その原因は、図のようにマイナンバーの情報にフリガナがないためだ。マイナンバーは個人単位なので、銀行口座も1人ずつもつのが原則である。たとえば池田信夫の子が池田太郎だとしても、信夫の銀行口座に太郎が税金の還付を受けることはできない。
ところが太郎が「イケダノブオ」というフリガナと口座番号を登録すると、審査を通ってしまう。同じ銀行だとチェックできるが、別の銀行だとわからない。太郎をノブオと読まないことは常識でわかるが、銀行の口座情報はカタカナなので、マイナカードの漢字と照合できないのだ。
なんでこんな間抜けな設計になったのか。家庭で使うエクセルシートでもフリガナを振るのに、カードを8400万枚も発行するまで気がつかなかったのか。

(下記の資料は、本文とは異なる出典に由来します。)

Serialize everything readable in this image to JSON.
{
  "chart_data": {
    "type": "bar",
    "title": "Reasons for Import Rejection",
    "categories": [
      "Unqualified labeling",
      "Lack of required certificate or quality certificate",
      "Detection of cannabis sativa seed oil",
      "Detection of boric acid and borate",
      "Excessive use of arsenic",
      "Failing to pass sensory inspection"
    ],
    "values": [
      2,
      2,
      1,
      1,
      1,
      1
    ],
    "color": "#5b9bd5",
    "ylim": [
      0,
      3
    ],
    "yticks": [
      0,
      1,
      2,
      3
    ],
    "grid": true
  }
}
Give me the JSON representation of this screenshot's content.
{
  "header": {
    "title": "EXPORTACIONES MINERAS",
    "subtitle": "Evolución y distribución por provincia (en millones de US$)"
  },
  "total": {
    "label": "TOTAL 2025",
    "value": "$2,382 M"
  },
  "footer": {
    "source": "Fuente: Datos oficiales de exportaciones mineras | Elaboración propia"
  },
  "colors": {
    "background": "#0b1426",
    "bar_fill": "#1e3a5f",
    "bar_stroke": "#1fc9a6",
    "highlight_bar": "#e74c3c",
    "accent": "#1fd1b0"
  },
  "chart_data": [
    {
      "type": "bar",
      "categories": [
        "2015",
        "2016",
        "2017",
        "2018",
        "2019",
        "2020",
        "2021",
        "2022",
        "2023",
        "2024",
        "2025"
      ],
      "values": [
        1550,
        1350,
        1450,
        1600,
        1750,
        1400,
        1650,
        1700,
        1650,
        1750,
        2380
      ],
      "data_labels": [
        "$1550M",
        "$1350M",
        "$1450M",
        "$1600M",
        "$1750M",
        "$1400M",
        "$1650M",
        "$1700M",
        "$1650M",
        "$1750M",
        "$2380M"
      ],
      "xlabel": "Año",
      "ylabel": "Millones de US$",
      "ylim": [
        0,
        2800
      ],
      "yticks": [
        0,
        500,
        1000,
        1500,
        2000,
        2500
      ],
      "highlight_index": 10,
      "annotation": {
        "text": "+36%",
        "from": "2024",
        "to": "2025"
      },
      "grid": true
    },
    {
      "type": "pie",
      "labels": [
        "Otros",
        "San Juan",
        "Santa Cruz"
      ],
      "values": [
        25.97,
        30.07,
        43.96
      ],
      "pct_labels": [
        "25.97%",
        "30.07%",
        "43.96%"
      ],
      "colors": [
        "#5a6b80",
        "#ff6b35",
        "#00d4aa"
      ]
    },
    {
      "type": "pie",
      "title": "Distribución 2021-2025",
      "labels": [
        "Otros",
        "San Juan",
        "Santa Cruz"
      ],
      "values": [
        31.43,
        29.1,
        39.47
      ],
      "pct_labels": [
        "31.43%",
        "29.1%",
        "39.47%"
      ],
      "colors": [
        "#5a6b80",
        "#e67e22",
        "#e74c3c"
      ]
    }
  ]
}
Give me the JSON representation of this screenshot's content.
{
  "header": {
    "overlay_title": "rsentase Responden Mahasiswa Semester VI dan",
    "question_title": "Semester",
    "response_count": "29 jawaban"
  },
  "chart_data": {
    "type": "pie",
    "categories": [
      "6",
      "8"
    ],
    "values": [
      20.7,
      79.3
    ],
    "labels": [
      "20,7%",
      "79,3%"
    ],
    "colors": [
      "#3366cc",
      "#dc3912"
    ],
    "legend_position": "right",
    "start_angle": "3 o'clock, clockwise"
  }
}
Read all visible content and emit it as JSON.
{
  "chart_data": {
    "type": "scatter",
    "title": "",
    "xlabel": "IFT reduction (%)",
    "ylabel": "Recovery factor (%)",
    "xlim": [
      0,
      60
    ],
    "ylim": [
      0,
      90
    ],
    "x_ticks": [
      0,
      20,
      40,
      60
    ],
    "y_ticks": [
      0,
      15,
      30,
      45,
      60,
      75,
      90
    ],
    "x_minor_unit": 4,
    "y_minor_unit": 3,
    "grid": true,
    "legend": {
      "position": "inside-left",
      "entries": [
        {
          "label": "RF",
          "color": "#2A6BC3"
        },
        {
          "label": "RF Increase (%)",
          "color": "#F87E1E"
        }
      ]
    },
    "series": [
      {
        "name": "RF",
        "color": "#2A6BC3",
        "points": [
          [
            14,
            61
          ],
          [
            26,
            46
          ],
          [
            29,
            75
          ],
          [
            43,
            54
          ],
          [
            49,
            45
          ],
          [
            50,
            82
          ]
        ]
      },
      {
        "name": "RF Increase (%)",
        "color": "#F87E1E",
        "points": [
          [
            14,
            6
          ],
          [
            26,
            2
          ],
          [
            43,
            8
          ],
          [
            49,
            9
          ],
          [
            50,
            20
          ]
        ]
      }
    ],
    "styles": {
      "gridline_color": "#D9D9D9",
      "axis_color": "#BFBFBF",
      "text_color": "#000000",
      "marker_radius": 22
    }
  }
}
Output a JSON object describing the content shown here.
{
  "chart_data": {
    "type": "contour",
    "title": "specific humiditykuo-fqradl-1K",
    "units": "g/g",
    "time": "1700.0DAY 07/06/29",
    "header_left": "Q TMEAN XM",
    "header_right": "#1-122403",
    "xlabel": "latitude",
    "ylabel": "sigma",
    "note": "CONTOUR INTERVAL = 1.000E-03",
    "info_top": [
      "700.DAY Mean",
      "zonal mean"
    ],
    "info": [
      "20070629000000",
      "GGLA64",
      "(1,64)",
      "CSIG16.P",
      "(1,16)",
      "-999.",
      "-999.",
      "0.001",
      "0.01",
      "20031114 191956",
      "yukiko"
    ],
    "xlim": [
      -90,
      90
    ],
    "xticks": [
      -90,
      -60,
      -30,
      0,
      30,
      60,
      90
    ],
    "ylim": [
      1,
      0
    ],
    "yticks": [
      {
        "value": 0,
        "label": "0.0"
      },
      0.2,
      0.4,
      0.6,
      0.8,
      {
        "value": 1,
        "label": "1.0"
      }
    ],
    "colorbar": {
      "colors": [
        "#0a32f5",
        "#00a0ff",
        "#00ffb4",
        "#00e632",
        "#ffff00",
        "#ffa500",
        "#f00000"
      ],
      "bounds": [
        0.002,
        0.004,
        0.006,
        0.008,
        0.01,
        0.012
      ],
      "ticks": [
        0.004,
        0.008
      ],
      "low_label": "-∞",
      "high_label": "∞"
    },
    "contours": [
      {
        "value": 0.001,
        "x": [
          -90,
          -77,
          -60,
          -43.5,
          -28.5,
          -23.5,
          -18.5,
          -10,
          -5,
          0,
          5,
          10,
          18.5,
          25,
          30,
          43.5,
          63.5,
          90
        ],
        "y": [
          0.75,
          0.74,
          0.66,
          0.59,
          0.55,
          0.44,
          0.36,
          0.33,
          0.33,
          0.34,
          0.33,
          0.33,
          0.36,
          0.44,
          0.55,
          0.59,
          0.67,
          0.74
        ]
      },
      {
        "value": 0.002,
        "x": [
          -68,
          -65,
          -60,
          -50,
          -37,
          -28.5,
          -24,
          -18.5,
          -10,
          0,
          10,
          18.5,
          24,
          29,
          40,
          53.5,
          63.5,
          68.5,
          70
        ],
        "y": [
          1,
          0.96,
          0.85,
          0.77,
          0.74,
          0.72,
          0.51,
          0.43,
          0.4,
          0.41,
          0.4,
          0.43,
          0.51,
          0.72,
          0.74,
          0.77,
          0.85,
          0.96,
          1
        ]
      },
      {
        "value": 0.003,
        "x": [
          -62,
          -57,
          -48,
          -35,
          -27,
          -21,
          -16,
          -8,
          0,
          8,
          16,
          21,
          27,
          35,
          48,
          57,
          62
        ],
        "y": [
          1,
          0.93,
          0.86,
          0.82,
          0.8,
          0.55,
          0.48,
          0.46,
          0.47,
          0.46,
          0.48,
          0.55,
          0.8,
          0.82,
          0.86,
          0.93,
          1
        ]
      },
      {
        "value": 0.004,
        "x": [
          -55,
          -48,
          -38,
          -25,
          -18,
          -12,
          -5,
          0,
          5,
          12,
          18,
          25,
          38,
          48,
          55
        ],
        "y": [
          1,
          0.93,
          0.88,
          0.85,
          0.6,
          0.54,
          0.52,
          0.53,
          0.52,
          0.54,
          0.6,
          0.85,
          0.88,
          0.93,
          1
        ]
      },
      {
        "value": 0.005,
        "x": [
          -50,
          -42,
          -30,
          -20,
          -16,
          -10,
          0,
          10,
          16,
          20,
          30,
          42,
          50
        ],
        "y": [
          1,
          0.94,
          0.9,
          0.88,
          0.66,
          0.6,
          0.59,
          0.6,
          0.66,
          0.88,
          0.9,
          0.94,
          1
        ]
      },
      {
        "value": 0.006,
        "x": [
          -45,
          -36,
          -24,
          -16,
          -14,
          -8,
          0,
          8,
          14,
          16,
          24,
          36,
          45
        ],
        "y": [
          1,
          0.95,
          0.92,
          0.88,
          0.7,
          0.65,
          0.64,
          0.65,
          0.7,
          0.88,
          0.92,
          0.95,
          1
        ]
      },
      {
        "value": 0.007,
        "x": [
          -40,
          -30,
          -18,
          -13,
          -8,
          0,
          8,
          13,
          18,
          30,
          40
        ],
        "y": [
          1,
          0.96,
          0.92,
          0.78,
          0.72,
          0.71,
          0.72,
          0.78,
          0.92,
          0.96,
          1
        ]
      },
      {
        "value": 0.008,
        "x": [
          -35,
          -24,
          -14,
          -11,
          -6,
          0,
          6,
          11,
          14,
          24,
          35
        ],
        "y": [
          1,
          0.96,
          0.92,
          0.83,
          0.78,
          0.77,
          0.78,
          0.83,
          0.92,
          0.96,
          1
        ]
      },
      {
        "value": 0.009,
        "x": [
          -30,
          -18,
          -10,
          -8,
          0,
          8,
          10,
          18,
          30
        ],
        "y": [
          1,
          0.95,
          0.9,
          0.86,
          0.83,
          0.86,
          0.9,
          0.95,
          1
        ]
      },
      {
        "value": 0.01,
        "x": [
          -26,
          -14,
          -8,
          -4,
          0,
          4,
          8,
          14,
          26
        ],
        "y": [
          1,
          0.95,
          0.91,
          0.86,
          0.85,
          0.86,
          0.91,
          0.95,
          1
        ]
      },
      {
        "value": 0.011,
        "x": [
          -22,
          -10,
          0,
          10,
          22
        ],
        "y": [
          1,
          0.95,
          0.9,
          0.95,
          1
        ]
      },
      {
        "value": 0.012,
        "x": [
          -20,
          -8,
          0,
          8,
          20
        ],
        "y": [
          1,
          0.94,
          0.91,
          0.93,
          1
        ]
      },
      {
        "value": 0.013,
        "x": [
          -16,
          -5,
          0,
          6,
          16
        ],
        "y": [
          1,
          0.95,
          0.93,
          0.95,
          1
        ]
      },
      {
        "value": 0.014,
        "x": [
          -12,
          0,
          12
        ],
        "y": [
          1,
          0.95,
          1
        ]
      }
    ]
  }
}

今年3月に国税庁が気づいたようだが、それからでも3ヶ月たっている。
それはマイナカードが、戸籍の情報を入力するためだ。戸籍にふりがなをつける戸籍法の改正は今月2日に成立したが、今まで戸籍を登録した人は、法的には読み方が決まっていない。
マイナカードには全体設計がない。カードの所管官庁は総務省だが、e-Taxの所管は財務省、戸籍の所管は法務省、コロナ接種の所管は厚労省。いろいろな官庁が自分の都合でシステムを設計し、それを寄せ集めたので、パスワードも4種類ある。